First, there is apparently a dispute between to women and Paul encourages everyone to help them work it out. In passing, he mentions someone important:
2 I entreat Euodia and I entreat Syntyche to agree in the Lord. 3 Yes, I ask you also, true companion, help these women, who have labored side by side with me in the gospel together with Clement and the rest of my fellow workers, whose names are in the book of life.
Who is the Clement? Well we know that he is counted among “the rest of [Paul’s] fellow workers”. So he is a religious person, working to spreads the Gospel. He also will take on another starring role, Clement is POPE Clement, the fourth Pope. He will go onto write the Letter of Clement. The letter of Clement is interesting for many reasons. It probably is the one book that came the closest to making it into the Bible but didn’t make the cut because even though Clement knew and learned from the Apostles, he was not an Apostle. Also, the Letter of Clement was written to address a dispute in Corinth. This is significant because Clement has authority to address this dispute despite the fact that John the Apostle was still alive at the time.

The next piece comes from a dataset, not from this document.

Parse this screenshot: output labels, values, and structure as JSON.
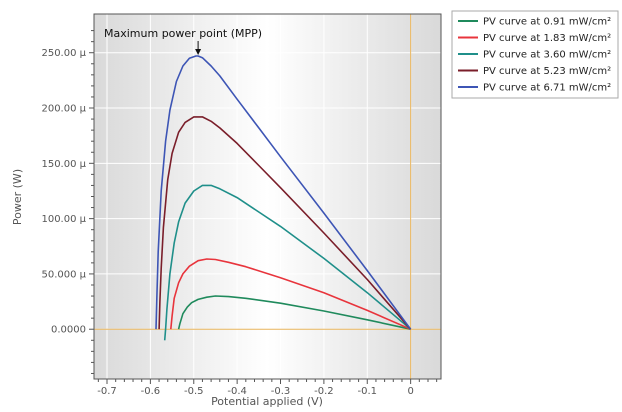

Thus it is a historical indication that the authority of the Papacy had been established from the outset and was being passed on and appealed to by the Churches.

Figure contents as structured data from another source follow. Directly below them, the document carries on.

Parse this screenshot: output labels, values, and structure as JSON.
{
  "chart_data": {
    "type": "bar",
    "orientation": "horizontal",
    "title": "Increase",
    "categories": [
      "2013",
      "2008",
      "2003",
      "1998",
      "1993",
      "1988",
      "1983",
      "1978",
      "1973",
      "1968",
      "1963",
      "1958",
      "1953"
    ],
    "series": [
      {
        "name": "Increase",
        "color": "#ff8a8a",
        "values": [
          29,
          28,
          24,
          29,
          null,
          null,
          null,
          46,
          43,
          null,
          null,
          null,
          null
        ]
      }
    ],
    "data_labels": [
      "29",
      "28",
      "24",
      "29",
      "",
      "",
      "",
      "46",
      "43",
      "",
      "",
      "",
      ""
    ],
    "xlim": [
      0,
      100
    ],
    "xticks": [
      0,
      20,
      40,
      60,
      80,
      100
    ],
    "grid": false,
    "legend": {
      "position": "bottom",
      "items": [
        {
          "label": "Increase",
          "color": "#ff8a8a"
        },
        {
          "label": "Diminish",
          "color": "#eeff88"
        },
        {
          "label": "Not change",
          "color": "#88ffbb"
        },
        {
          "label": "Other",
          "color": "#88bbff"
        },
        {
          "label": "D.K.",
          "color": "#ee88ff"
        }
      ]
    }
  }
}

Second, Paul again evokes TRADITION as a legitimate conveyer of Christian truth:
Finally, brothers, whatever is true, whatever is honorable, whatever is just, whatever is pure, whatever is lovely, whatever is commendable, if there is any excellence, if there is anything worthy of praise, think about these things. 9 What you have LEARNED and RECEIVED and HEARD and SEEN IN ME —practice these things, and the God of peace will be with you.

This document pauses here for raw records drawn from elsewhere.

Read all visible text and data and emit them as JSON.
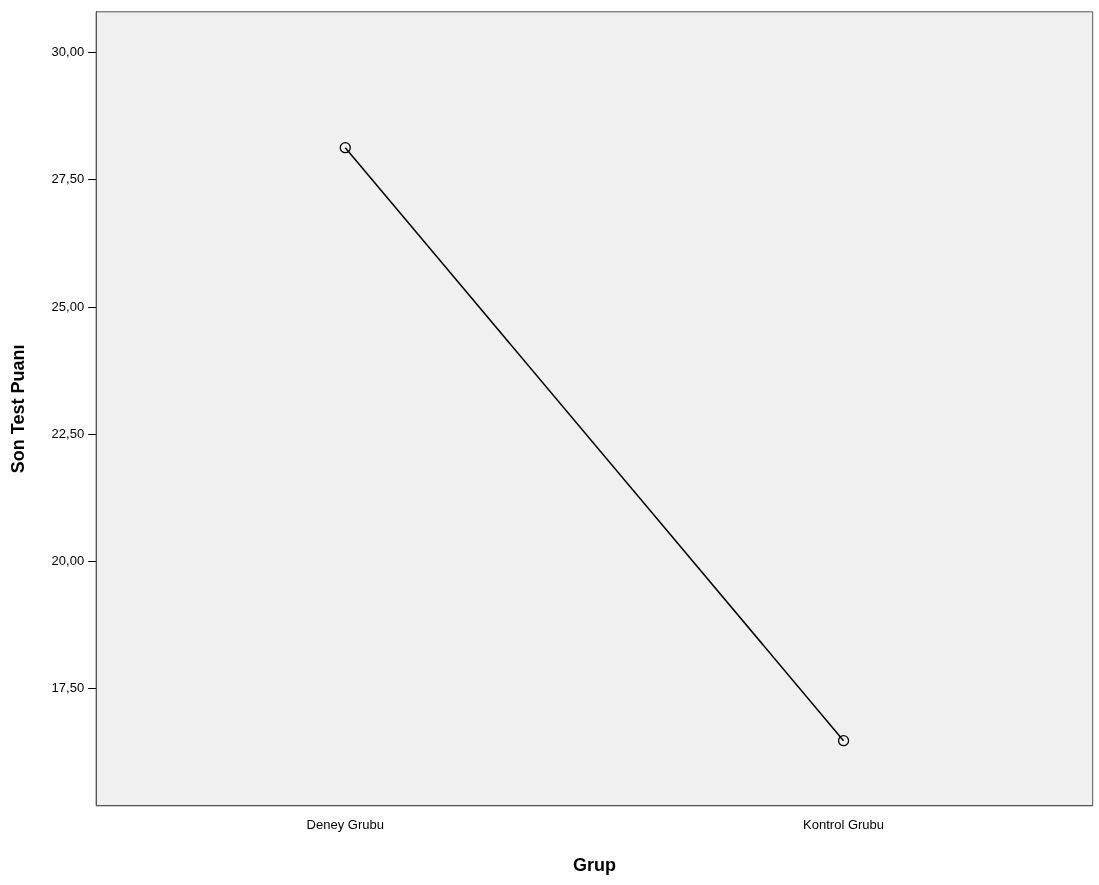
{
  "chart_data": {
    "type": "line",
    "xlabel": "Grup",
    "ylabel": "Son Test Puanı",
    "categories": [
      "Deney Grubu",
      "Kontrol Grubu"
    ],
    "series": [
      {
        "color": "#000000",
        "values": [
          28.13,
          16.48
        ]
      }
    ],
    "ylim": [
      15.2,
      30.8
    ],
    "yticks": [
      {
        "value": 17.5,
        "label": "17,50"
      },
      {
        "value": 20,
        "label": "20,00"
      },
      {
        "value": 22.5,
        "label": "22,50"
      },
      {
        "value": 25,
        "label": "25,00"
      },
      {
        "value": 27.5,
        "label": "27,50"
      },
      {
        "value": 30,
        "label": "30,00"
      }
    ],
    "grid": false,
    "legend": false,
    "marker": "circle",
    "line_style": "solid"
  }
}
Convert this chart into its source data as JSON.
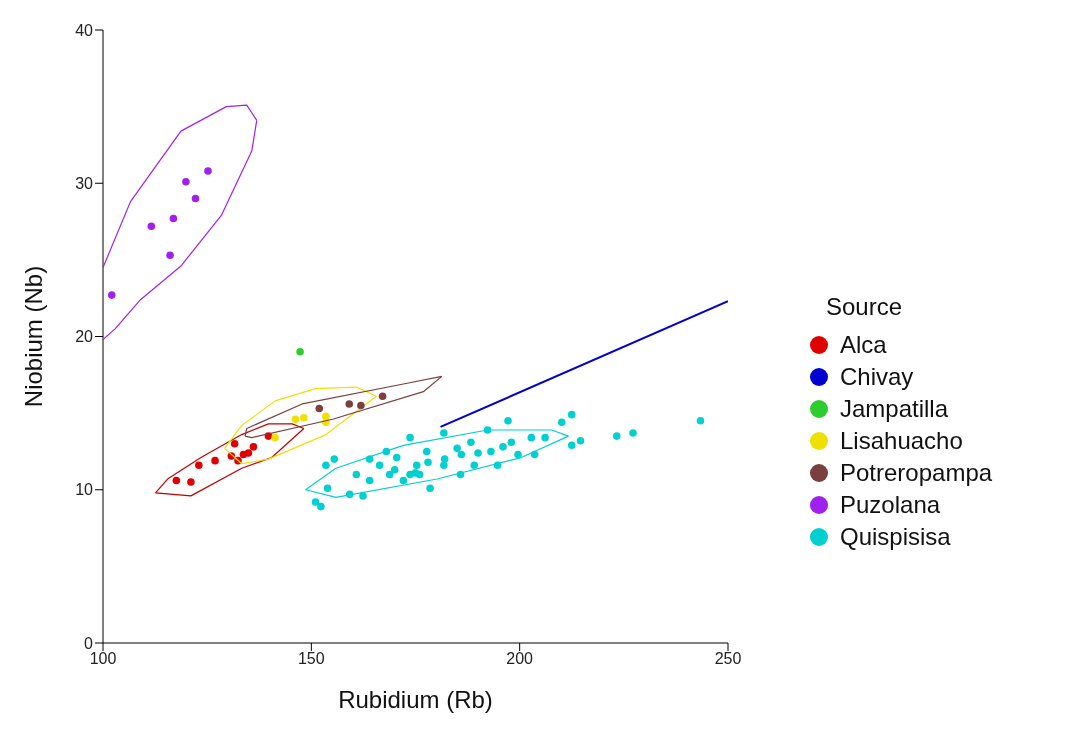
{
  "chart_data": {
    "type": "scatter",
    "xlabel": "Rubidium (Rb)",
    "ylabel": "Niobium (Nb)",
    "legend_title": "Source",
    "xlim": [
      100,
      250
    ],
    "ylim": [
      0,
      40
    ],
    "xticks": [
      100,
      150,
      200,
      250
    ],
    "yticks": [
      0,
      10,
      20,
      30,
      40
    ],
    "legend": "right",
    "marker": "circle",
    "series": [
      {
        "name": "Alca",
        "color": "#e00000",
        "type": "scatter",
        "x": [
          117.6,
          121.1,
          123,
          126.9,
          130.8,
          131.6,
          133.7,
          134.9,
          136.1,
          132.4,
          139.7
        ],
        "values": [
          10.6,
          10.5,
          11.6,
          11.9,
          12.2,
          13.0,
          12.3,
          12.4,
          12.8,
          11.9,
          13.5
        ]
      },
      {
        "color": "#c00000",
        "type": "line",
        "marker": "none",
        "x": [
          112.6,
          115.5,
          123.5,
          133.3,
          139.7,
          145.4,
          148.2
        ],
        "values": [
          9.8,
          10.7,
          12.1,
          13.6,
          14.3,
          14.3,
          14.0
        ]
      },
      {
        "color": "#c00000",
        "type": "line",
        "marker": "none",
        "x": [
          112.6,
          121.1,
          133.3,
          140.5,
          148.2
        ],
        "values": [
          9.8,
          9.6,
          11.4,
          12.1,
          14.0
        ]
      },
      {
        "name": "Chivay",
        "color": "#0000d0",
        "type": "line",
        "marker": "none",
        "x": [
          181,
          250
        ],
        "values": [
          14.1,
          22.3
        ]
      },
      {
        "name": "Jampatilla",
        "color": "#2ecc2e",
        "type": "scatter",
        "x": [
          147.3
        ],
        "values": [
          19.0
        ]
      },
      {
        "name": "Lisahuacho",
        "color": "#f0e000",
        "type": "scatter",
        "x": [
          146.2,
          148.2,
          153.5,
          153.5,
          141.3
        ],
        "values": [
          14.6,
          14.7,
          14.8,
          14.4,
          13.4
        ]
      },
      {
        "color": "#f0e000",
        "type": "line",
        "marker": "none",
        "x": [
          129.2,
          133.3,
          141.3,
          151,
          160.8,
          165.6
        ],
        "values": [
          12.7,
          14.2,
          15.8,
          16.6,
          16.7,
          16.1
        ]
      },
      {
        "color": "#f0e000",
        "type": "line",
        "marker": "none",
        "x": [
          129.2,
          133.3,
          139.7,
          153.5,
          165.6
        ],
        "values": [
          12.7,
          11.7,
          12.0,
          13.6,
          16.1
        ]
      },
      {
        "name": "Potreropampa",
        "color": "#7b3f3f",
        "type": "scatter",
        "x": [
          151.9,
          159.1,
          161.9,
          167.1
        ],
        "values": [
          15.3,
          15.6,
          15.5,
          16.1
        ]
      },
      {
        "color": "#7b3f3f",
        "type": "line",
        "marker": "none",
        "x": [
          134.1,
          134.5,
          147.8,
          172.1,
          181.3
        ],
        "values": [
          13.5,
          14.0,
          15.6,
          16.9,
          17.4
        ]
      },
      {
        "color": "#7b3f3f",
        "type": "line",
        "marker": "none",
        "x": [
          134.1,
          135.7,
          155.1,
          176.9,
          181.3
        ],
        "values": [
          13.5,
          13.4,
          14.6,
          16.4,
          17.4
        ]
      },
      {
        "name": "Puzolana",
        "color": "#a020f0",
        "type": "scatter",
        "x": [
          102.1,
          111.6,
          116.1,
          116.9,
          119.9,
          122.2,
          125.2
        ],
        "values": [
          22.7,
          27.2,
          25.3,
          27.7,
          30.1,
          29.0,
          30.8
        ]
      },
      {
        "color": "#a020f0",
        "type": "line",
        "marker": "none",
        "x": [
          100,
          106.6,
          118.7,
          129.6,
          134.5,
          136.9
        ],
        "values": [
          24.5,
          28.8,
          33.4,
          35.0,
          35.1,
          34.1
        ]
      },
      {
        "color": "#a020f0",
        "type": "line",
        "marker": "none",
        "x": [
          100,
          102.9,
          109,
          118.7,
          128.4,
          135.7,
          136.9
        ],
        "values": [
          19.8,
          20.5,
          22.4,
          24.6,
          27.9,
          32.1,
          34.1
        ]
      },
      {
        "name": "Quispisisa",
        "color": "#00d0d0",
        "type": "scatter",
        "x": [
          151.0,
          152.3,
          153.5,
          155.5,
          153.9,
          159.2,
          162.4,
          160.8,
          164,
          166.4,
          168.8,
          170.5,
          173.7,
          172.1,
          175.3,
          177.7,
          178.5,
          181.8,
          181.8,
          185.0,
          185.8,
          188.3,
          189.1,
          192.3,
          193.1,
          194.7,
          197.2,
          198.0,
          199.6,
          202.8,
          203.6,
          206.1,
          210.1,
          212.5,
          212.5,
          214.6,
          168,
          164,
          173.7,
          175,
          178,
          182,
          170,
          176,
          186,
          190,
          196,
          223.3,
          227.2,
          243.4
        ],
        "values": [
          9.2,
          8.9,
          11.6,
          12.0,
          10.1,
          9.7,
          9.6,
          11.0,
          10.6,
          11.6,
          11.0,
          12.1,
          13.4,
          10.6,
          11.6,
          12.5,
          10.1,
          13.7,
          11.6,
          12.7,
          11.0,
          13.1,
          11.6,
          13.9,
          12.5,
          11.6,
          14.5,
          13.1,
          12.3,
          13.4,
          12.3,
          13.4,
          14.4,
          14.9,
          12.9,
          13.2,
          12.5,
          12.0,
          11.0,
          11.1,
          11.8,
          12.0,
          11.3,
          11.0,
          12.3,
          12.4,
          12.8,
          13.5,
          13.7,
          14.5
        ]
      },
      {
        "color": "#00d0d0",
        "type": "line",
        "marker": "none",
        "x": [
          148.6,
          155.9,
          172.1,
          192.3,
          207.7,
          211.7
        ],
        "values": [
          10.0,
          11.4,
          12.9,
          13.9,
          13.9,
          13.5
        ]
      },
      {
        "color": "#00d0d0",
        "type": "line",
        "marker": "none",
        "x": [
          148.6,
          155.9,
          180.2,
          200.4,
          211.7
        ],
        "values": [
          10.0,
          9.5,
          10.7,
          12.1,
          13.5
        ]
      }
    ]
  }
}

There is no doubt that the early Church looked to the Old Testament as scripture. There is no doubt, as Paul himself said, that the letters of Paul were circulated and read in the early Churches. There is no doubt (and we have historical evidence to confirm) that the Gospels once penned were circulated and read in the early Church. However, there should also be no doubt that many things were taught by doing. How to baptize, how to worship, how to perform the Eucharist and others were done by repeating what they had heard and seen from the Apostles. Paul endorses and advocates this.
Finally, again we see that good works have merit. The Philippians have been instrumental in financially supporting Paul. He says this incurs to their credit:
14 Yet it was kind of you to share my trouble. 15 And you Philippians yourselves know that in the beginning of the gospel, when I left Macedonia, no church entered into partnership with me in giving and receiving, except you only. 16 Even in Thessalonica you sent me help for my needs once and again. 17 Not that I seek the gift, BUT I SEEK THE FRUIT THAT INCREASES TO YOUR CREDIT.
So the generous unsolicited support they have given Paul has given them credit. This is again consistent with what we have been reading from Paul over the last few days.